# Strap For M4



## Morten (Feb 18, 2006)

I am looking foa a new strap for my O&W M4 . Should I go for a NATO or a Rhino strap.

The NATO looks great but how about a Rhino ?


----------



## ESL (Jan 27, 2004)

You might find that Rhino is a tad too thick to put on an M4 and feel secure. When I tried it the Rhino almost had to be forced through the strap lugs, and where the Rhino patch is, it would not go through at all.

Now, you can of course remove the pins and fit them over the strap, but I always thought that when refitted, the pins were under too much strain from the thickness of the strap - especially when worn.

Personally, I would not fit a Rhino. However, one of Roy's Heavy Duty Nylon straps may be a good option, as they are fitted like a regular strap.


----------



## Running_man (Dec 2, 2005)

I'd agree with George; a Rhino, whilst great straps are too thick for an M4. They'll go on at a push but somehow don't feel right.

I have Bond Nato on my M4 whilst I have a Rhino on my Seiko Black Monster which I alternate with a rubber strap.

Andrew.


----------



## Morten (Feb 18, 2006)

Thanks for the views, I think I go for the Bond NATO strap.


----------



## dan18 (May 30, 2006)

Morten said:


> Thanks for the views, I think I go for the Bond NATO strap.

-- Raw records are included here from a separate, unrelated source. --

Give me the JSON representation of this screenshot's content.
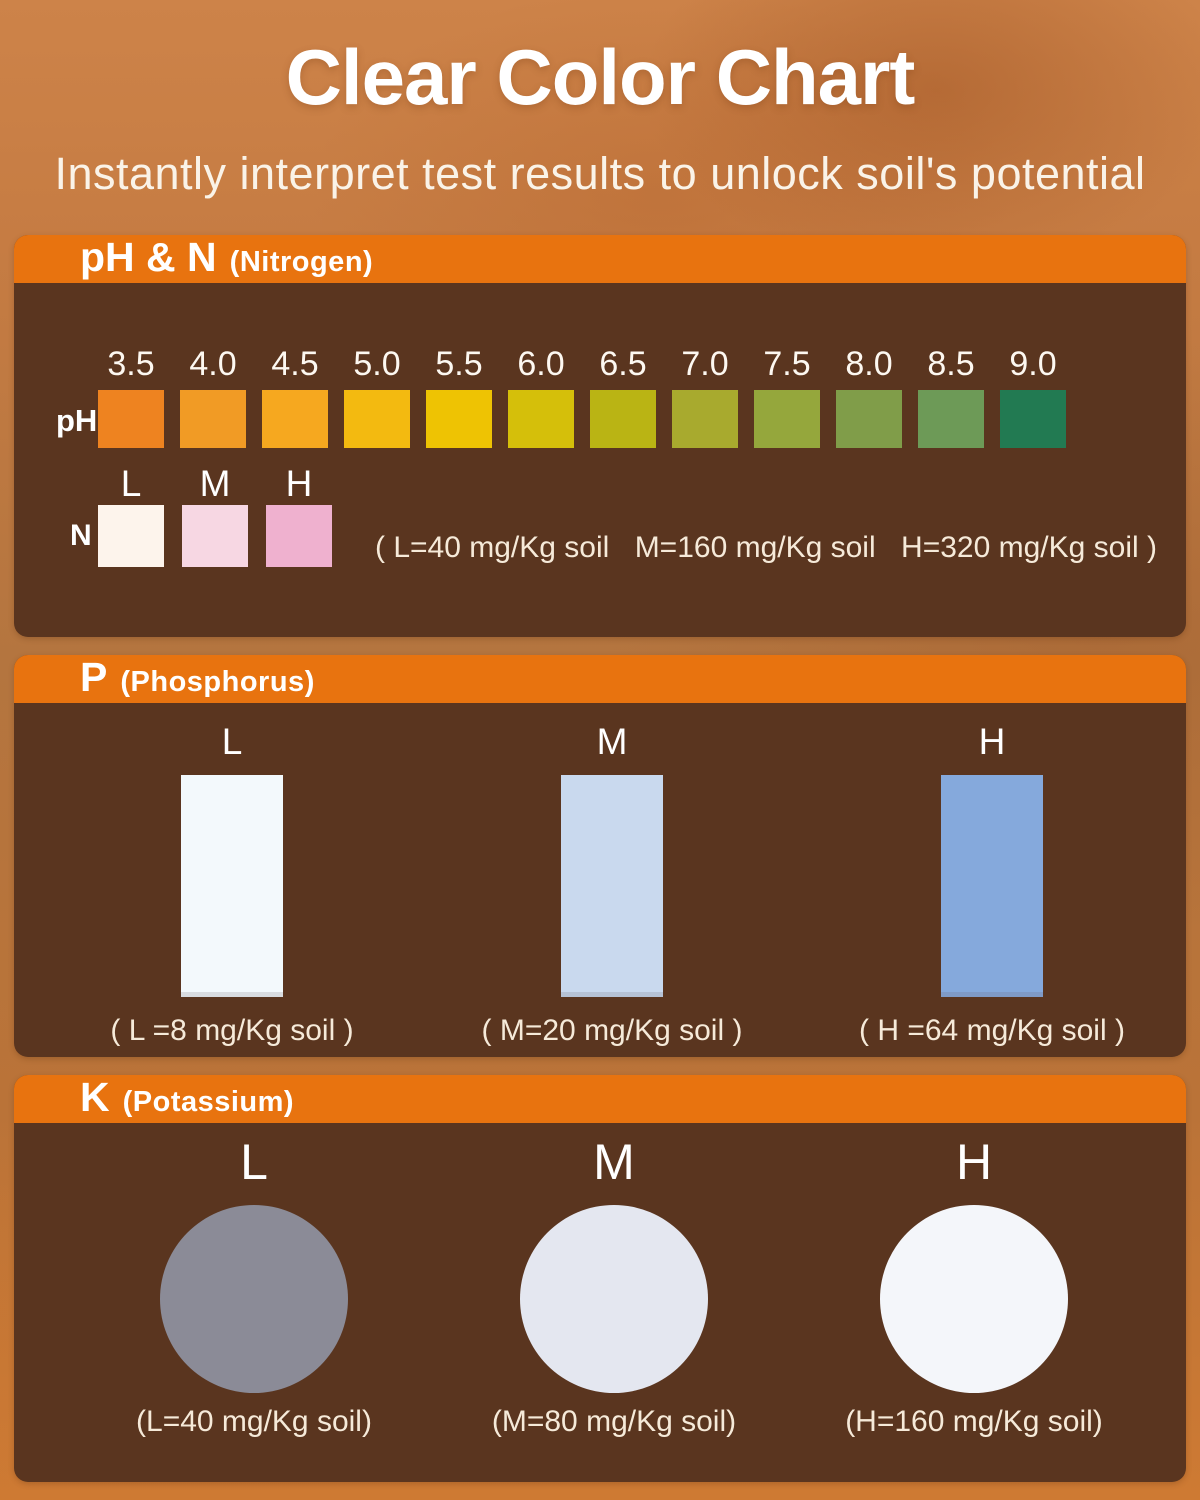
{
  "page": {
    "title": "Clear Color Chart",
    "subtitle": "Instantly interpret test results to unlock soil's potential"
  },
  "colors": {
    "background_top": "#cd8349",
    "background_bottom": "#ce7a33",
    "panel_brown": "#5a351f",
    "header_orange": "#e8730f",
    "caption_text": "#f6ead9",
    "white_text": "#ffffff"
  },
  "panels": {
    "ph_n": {
      "heading": "pH & N",
      "heading_sub": "(Nitrogen)",
      "row_ph_label": "pH",
      "row_n_label": "N",
      "ph_scale": [
        {
          "v": "3.5",
          "c": "#ee8320"
        },
        {
          "v": "4.0",
          "c": "#f19b25"
        },
        {
          "v": "4.5",
          "c": "#f6a81f"
        },
        {
          "v": "5.0",
          "c": "#f3ba10"
        },
        {
          "v": "5.5",
          "c": "#eec303"
        },
        {
          "v": "6.0",
          "c": "#d5bf0a"
        },
        {
          "v": "6.5",
          "c": "#bab414"
        },
        {
          "v": "7.0",
          "c": "#a8aa2e"
        },
        {
          "v": "7.5",
          "c": "#95a73c"
        },
        {
          "v": "8.0",
          "c": "#809d49"
        },
        {
          "v": "8.5",
          "c": "#6d9a57"
        },
        {
          "v": "9.0",
          "c": "#227a52"
        }
      ],
      "n_levels": [
        {
          "label": "L",
          "color": "#fdf4ec"
        },
        {
          "label": "M",
          "color": "#f7d7e3"
        },
        {
          "label": "H",
          "color": "#efb1cf"
        }
      ],
      "caption_part1": "( L=40 mg/Kg soil",
      "caption_part2": "M=160 mg/Kg soil",
      "caption_part3": "H=320 mg/Kg soil )"
    },
    "p": {
      "heading": "P",
      "heading_sub": "(Phosphorus)",
      "levels": [
        {
          "label": "L",
          "color": "#f3f9fc",
          "caption": "( L =8 mg/Kg soil )"
        },
        {
          "label": "M",
          "color": "#c9d9ee",
          "caption": "( M=20 mg/Kg soil )"
        },
        {
          "label": "H",
          "color": "#85a9dc",
          "caption": "( H =64 mg/Kg soil )"
        }
      ]
    },
    "k": {
      "heading": "K",
      "heading_sub": "(Potassium)",
      "levels": [
        {
          "label": "L",
          "color": "#8b8b97",
          "caption": "(L=40 mg/Kg soil)"
        },
        {
          "label": "M",
          "color": "#e4e7f0",
          "caption": "(M=80 mg/Kg soil)"
        },
        {
          "label": "H",
          "color": "#f4f6fa",
          "caption": "(H=160 mg/Kg soil)"
        }
      ]
    }
  },
  "chart_data": {
    "type": "table",
    "title": "Clear Color Chart",
    "tables": [
      {
        "name": "pH scale",
        "ticks": [
          3.5,
          4.0,
          4.5,
          5.0,
          5.5,
          6.0,
          6.5,
          7.0,
          7.5,
          8.0,
          8.5,
          9.0
        ],
        "colors": [
          "#ee8320",
          "#f19b25",
          "#f6a81f",
          "#f3ba10",
          "#eec303",
          "#d5bf0a",
          "#bab414",
          "#a8aa2e",
          "#95a73c",
          "#809d49",
          "#6d9a57",
          "#227a52"
        ]
      },
      {
        "name": "N (Nitrogen)",
        "levels": [
          "L",
          "M",
          "H"
        ],
        "values_mg_per_kg_soil": [
          40,
          160,
          320
        ],
        "colors": [
          "#fdf4ec",
          "#f7d7e3",
          "#efb1cf"
        ]
      },
      {
        "name": "P (Phosphorus)",
        "levels": [
          "L",
          "M",
          "H"
        ],
        "values_mg_per_kg_soil": [
          8,
          20,
          64
        ],
        "colors": [
          "#f3f9fc",
          "#c9d9ee",
          "#85a9dc"
        ]
      },
      {
        "name": "K (Potassium)",
        "levels": [
          "L",
          "M",
          "H"
        ],
        "values_mg_per_kg_soil": [
          40,
          80,
          160
        ],
        "colors": [
          "#8b8b97",
          "#e4e7f0",
          "#f4f6fa"
        ]
      }
    ]
  }
}
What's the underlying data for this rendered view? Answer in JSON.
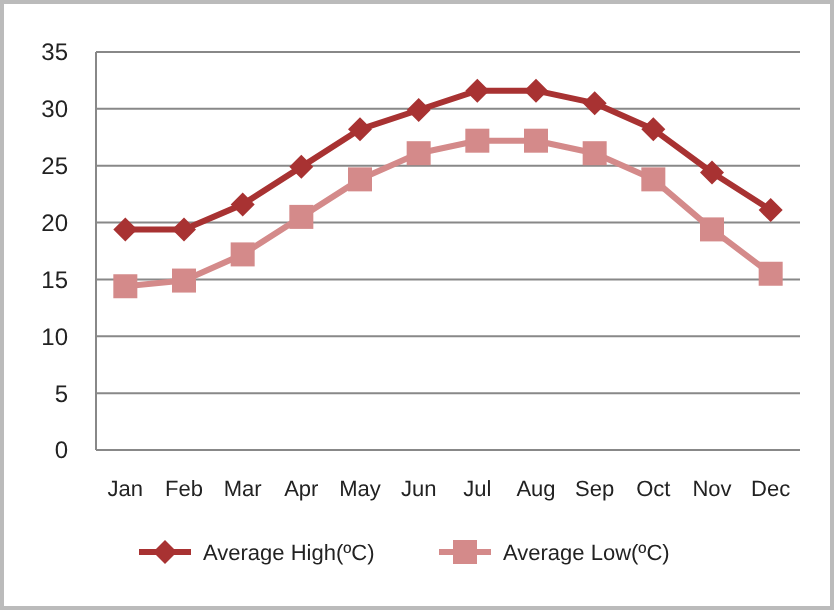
{
  "chart_data": {
    "type": "line",
    "categories": [
      "Jan",
      "Feb",
      "Mar",
      "Apr",
      "May",
      "Jun",
      "Jul",
      "Aug",
      "Sep",
      "Oct",
      "Nov",
      "Dec"
    ],
    "series": [
      {
        "name": "Average High(ºC)",
        "color": "#a83232",
        "marker": "diamond",
        "values": [
          19.4,
          19.4,
          21.6,
          24.9,
          28.2,
          29.9,
          31.6,
          31.6,
          30.5,
          28.2,
          24.4,
          21.1
        ]
      },
      {
        "name": "Average Low(ºC)",
        "color": "#d48a8a",
        "marker": "square",
        "values": [
          14.4,
          14.9,
          17.2,
          20.5,
          23.8,
          26.1,
          27.2,
          27.2,
          26.1,
          23.8,
          19.4,
          15.5
        ]
      }
    ],
    "ylim": [
      0,
      35
    ],
    "yticks": [
      0,
      5,
      10,
      15,
      20,
      25,
      30,
      35
    ],
    "grid": "y",
    "legend": "bottom"
  }
}
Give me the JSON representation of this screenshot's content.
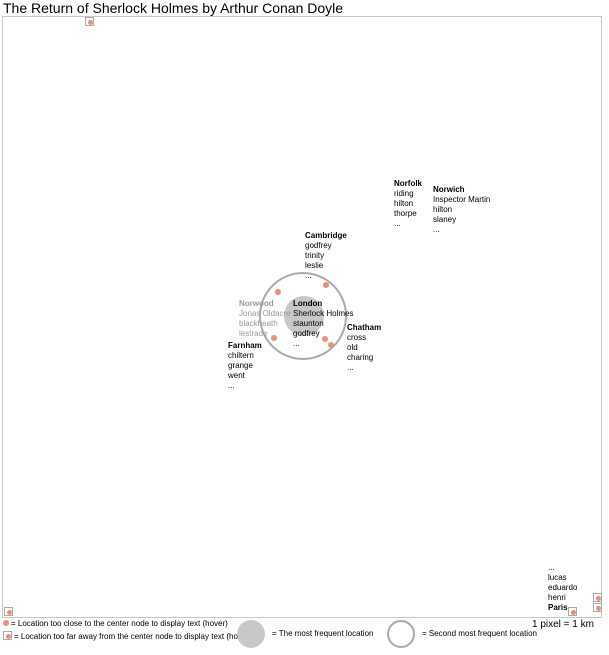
{
  "title": "The Return of Sherlock Holmes by Arthur Conan Doyle",
  "nodes": {
    "london": {
      "name": "London",
      "lines": [
        "Sherlock Holmes",
        "staunton",
        "godfrey",
        "..."
      ]
    },
    "norwood": {
      "name": "Norwood",
      "lines": [
        "Jonas Oldacre",
        "blackheath",
        "lestrade"
      ]
    },
    "farnham": {
      "name": "Farnham",
      "lines": [
        "chiltern",
        "grange",
        "went",
        "..."
      ]
    },
    "cambridge": {
      "name": "Cambridge",
      "lines": [
        "godfrey",
        "trinity",
        "leslie",
        "..."
      ]
    },
    "chatham": {
      "name": "Chatham",
      "lines": [
        "cross",
        "old",
        "charing",
        "..."
      ]
    },
    "norfolk": {
      "name": "Norfolk",
      "lines": [
        "riding",
        "hilton",
        "thorpe",
        "..."
      ]
    },
    "norwich": {
      "name": "Norwich",
      "lines": [
        "Inspector Martin",
        "hilton",
        "slaney",
        "..."
      ]
    },
    "paris": {
      "name": "Paris",
      "lines": [
        "...",
        "lucas",
        "eduardo",
        "henri"
      ]
    }
  },
  "legend": {
    "too_close": "= Location too close to the center node to display text (hover)",
    "too_far": "= Location too far away from the center node to display text (hover)",
    "most_frequent": "= The most frequent location",
    "second_frequent": "= Second most frequent location"
  },
  "scale": "1 pixel = 1 km"
}
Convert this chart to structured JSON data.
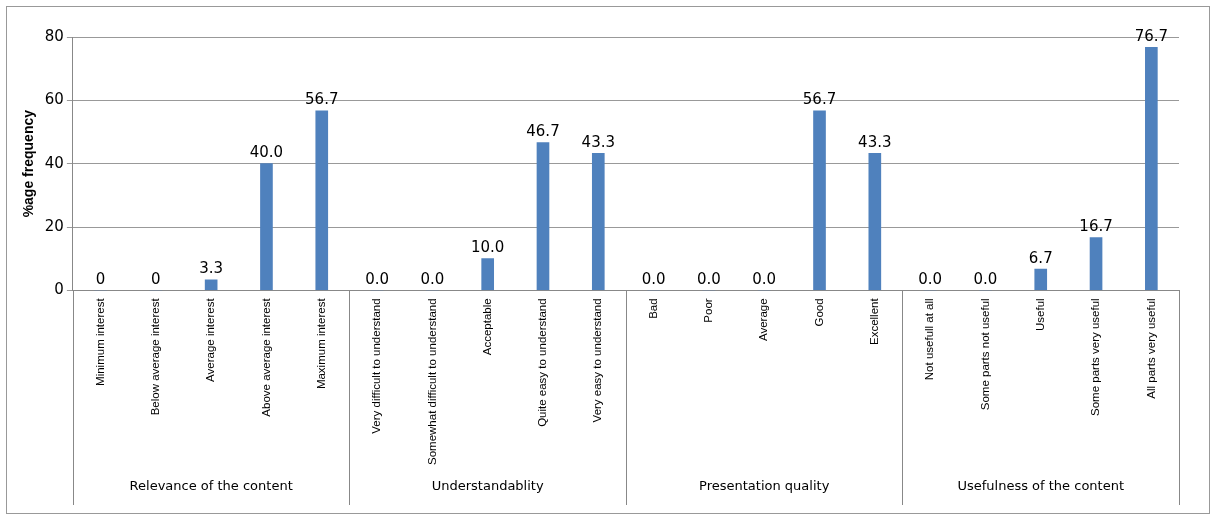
{
  "chart_data": {
    "type": "bar",
    "ylabel": "%age frequency",
    "categories": [
      "Minimum interest",
      "Below average interest",
      "Average interest",
      "Above average interest",
      "Maximum interest",
      "Very difficult to understand",
      "Somewhat difficult to understand",
      "Acceptable",
      "Quite easy to understand",
      "Very easy to understand",
      "Bad",
      "Poor",
      "Average",
      "Good",
      "Excellent",
      "Not usefull at all",
      "Some parts not useful",
      "Useful",
      "Some parts very useful",
      "All parts very useful"
    ],
    "values": [
      0,
      0,
      3.3,
      40.0,
      56.7,
      0,
      0,
      10.0,
      46.7,
      43.3,
      0,
      0,
      0,
      56.7,
      43.3,
      0,
      0,
      6.7,
      16.7,
      76.7
    ],
    "value_labels": [
      "0",
      "0",
      "3.3",
      "40.0",
      "56.7",
      "0.0",
      "0.0",
      "10.0",
      "46.7",
      "43.3",
      "0.0",
      "0.0",
      "0.0",
      "56.7",
      "43.3",
      "0.0",
      "0.0",
      "6.7",
      "16.7",
      "76.7"
    ],
    "color": "#4f81bd",
    "ylim": [
      0,
      80
    ],
    "yticks": [
      0,
      20,
      40,
      60,
      80
    ],
    "grid": "y",
    "annotations": [
      "Relevance of the content",
      "Understandablity",
      "Presentation quality",
      "Usefulness of the content"
    ]
  }
}
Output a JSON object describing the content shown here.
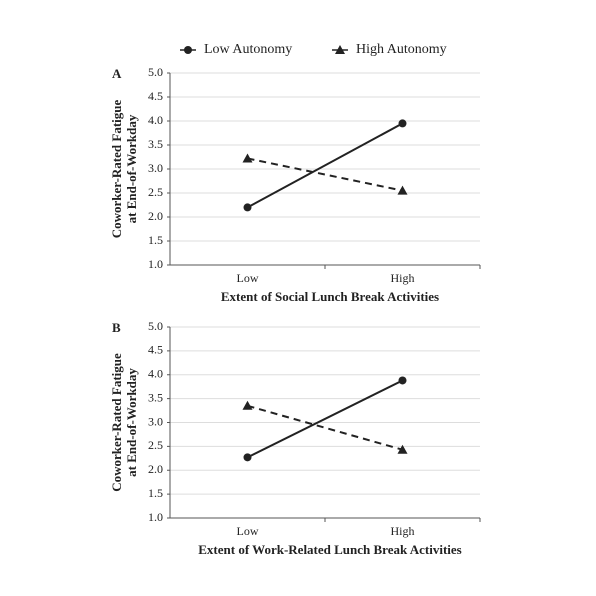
{
  "chart_data": [
    {
      "type": "line",
      "panel": "A",
      "ylabel": [
        "Coworker-Rated Fatigue",
        "at End-of-Workday"
      ],
      "xlabel": "Extent of Social Lunch Break Activities",
      "categories": [
        "Low",
        "High"
      ],
      "series": [
        {
          "name": "Low Autonomy",
          "color": "#222222",
          "linestyle": "solid",
          "marker": "circle",
          "values": [
            2.2,
            3.95
          ]
        },
        {
          "name": "High Autonomy",
          "color": "#222222",
          "linestyle": "dashed",
          "marker": "triangle",
          "values": [
            3.22,
            2.55
          ]
        }
      ],
      "ylim": [
        1,
        5
      ],
      "yticks": [
        {
          "value": 1,
          "label": "1.0"
        },
        1.5,
        {
          "value": 2,
          "label": "2.0"
        },
        2.5,
        {
          "value": 3,
          "label": "3.0"
        },
        3.5,
        {
          "value": 4,
          "label": "4.0"
        },
        4.5,
        {
          "value": 5,
          "label": "5.0"
        }
      ],
      "grid": true
    },
    {
      "type": "line",
      "panel": "B",
      "ylabel": [
        "Coworker-Rated Fatigue",
        "at End-of-Workday"
      ],
      "xlabel": "Extent of Work-Related Lunch Break Activities",
      "categories": [
        "Low",
        "High"
      ],
      "series": [
        {
          "name": "Low Autonomy",
          "color": "#222222",
          "linestyle": "solid",
          "marker": "circle",
          "values": [
            2.27,
            3.88
          ]
        },
        {
          "name": "High Autonomy",
          "color": "#222222",
          "linestyle": "dashed",
          "marker": "triangle",
          "values": [
            3.35,
            2.43
          ]
        }
      ],
      "ylim": [
        1,
        5
      ],
      "yticks": [
        {
          "value": 1,
          "label": "1.0"
        },
        1.5,
        {
          "value": 2,
          "label": "2.0"
        },
        2.5,
        {
          "value": 3,
          "label": "3.0"
        },
        3.5,
        {
          "value": 4,
          "label": "4.0"
        },
        4.5,
        {
          "value": 5,
          "label": "5.0"
        }
      ],
      "grid": true
    }
  ]
}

you can't go wrong with a bond nato, i have one on my M5 and i never get tired looking at it. it is also very comfortable.


----------



## PhilM (Nov 5, 2004)

Morten said:


> Thanks for the views, I think I go for the Bond NATO strap.


Nice choice, that looks a really good combo. There are a few of these in the photo gallery


----------